Futures are standardised, largely exchange-traded contracts that oblige the bearer to execute on a given underlying asset at a set future date for a stipulated future price. What this means in practice is that by buying into futures, traders are locking in tomorrow's assets at today's prices, allowing them to capitalise on the market movements in the intermediate time period. If markets are likely to go up long term, the value of futures contracts over that period are also likely rise, and vice versa - thus, futures contracts give a good indication of how asset prices are expected to perform over a set time period.
This affords spread bettors one major advantage, in that futures allow them to bet on prices that are based on future performance, rather than today's performance - in other words, futures spread betting allows traders to gain exposure to a longer-term price profile on a given asset than if they were to bet on spreads on the underlying asset price directly.
How To Spread Bet on Futures Effectively
The core advantage of spread betting on futures is of course the ability to maximise your earnings over a short space of time, without having to worry about your potential liability for capital gains tax. As a result, traders can expect to see significant variances in their trading fortunes through spread betting in futures, so it pays to have both an offensive and defensive strategy in place in order to give yourself the best chance of long-term success.
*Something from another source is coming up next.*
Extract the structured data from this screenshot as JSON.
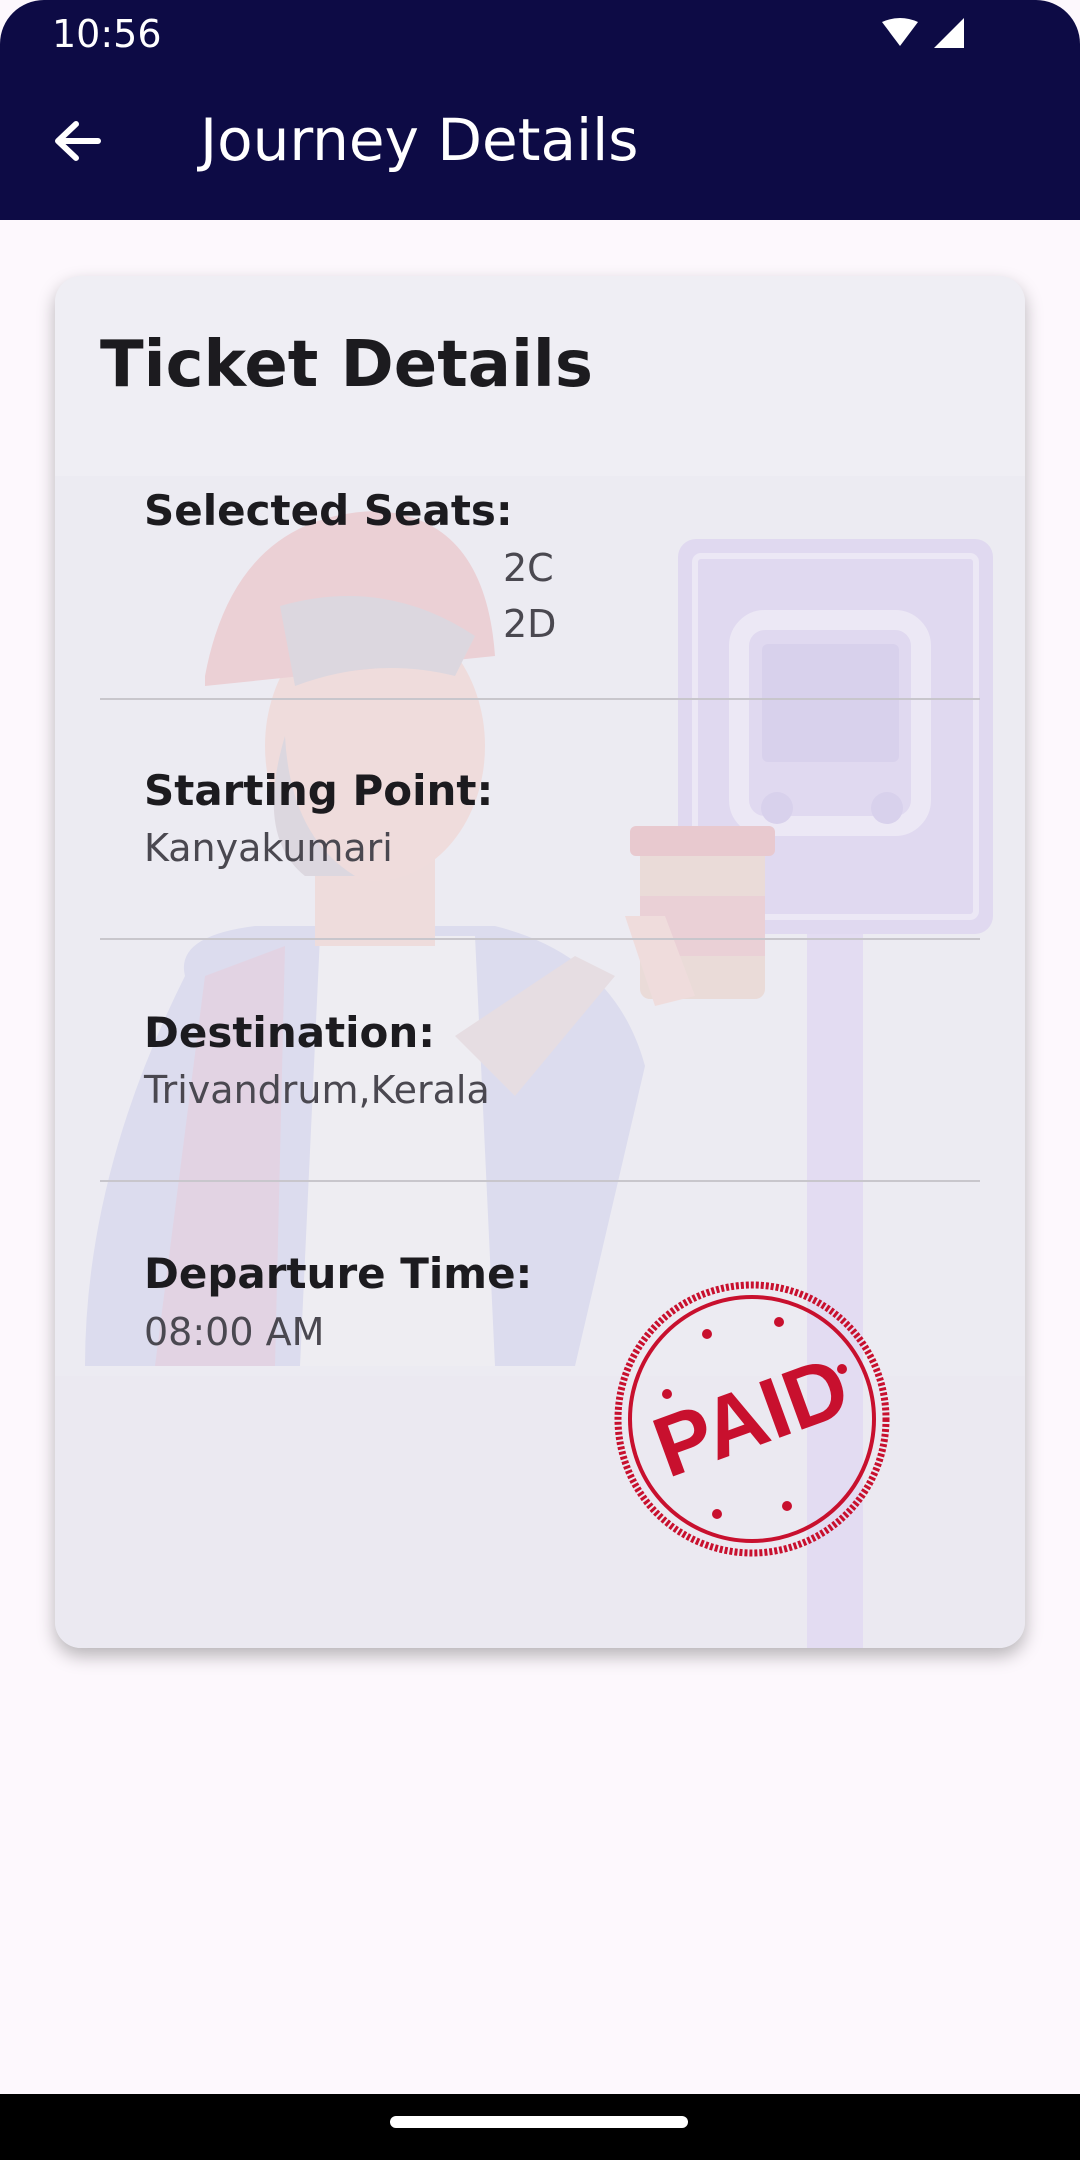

On the downside, that means setting tight stops to prevent yourself from losing too much on a single trade, while on the positive side that means creating an action plan that takes into account the nature of futures contracts to gain a better understanding of how their pricing may behave in certain market conditions.
For example, you may be going long on oil futures when OPEC announces they are to step up oil production by 10% in three months time. While this will have the effect of minimally driving down prices in the short term, the prices of 3-month oil futures will tumble as a result of the completely different market outlook that's anticipated down the line. In this instance you would want to be shorting futures contracts in order to capitalise on the likely suppression of oil prices that would arise from the OPEC announcement.
Spread betting on futures effectively is something of a learning curve, and while there are naturally strategies and techniques you can employ to give yourself a better chance of consistent, profitable trading, there's no real substitute for understanding, and for gaining a better insight into how the markets behave through first-hand experience.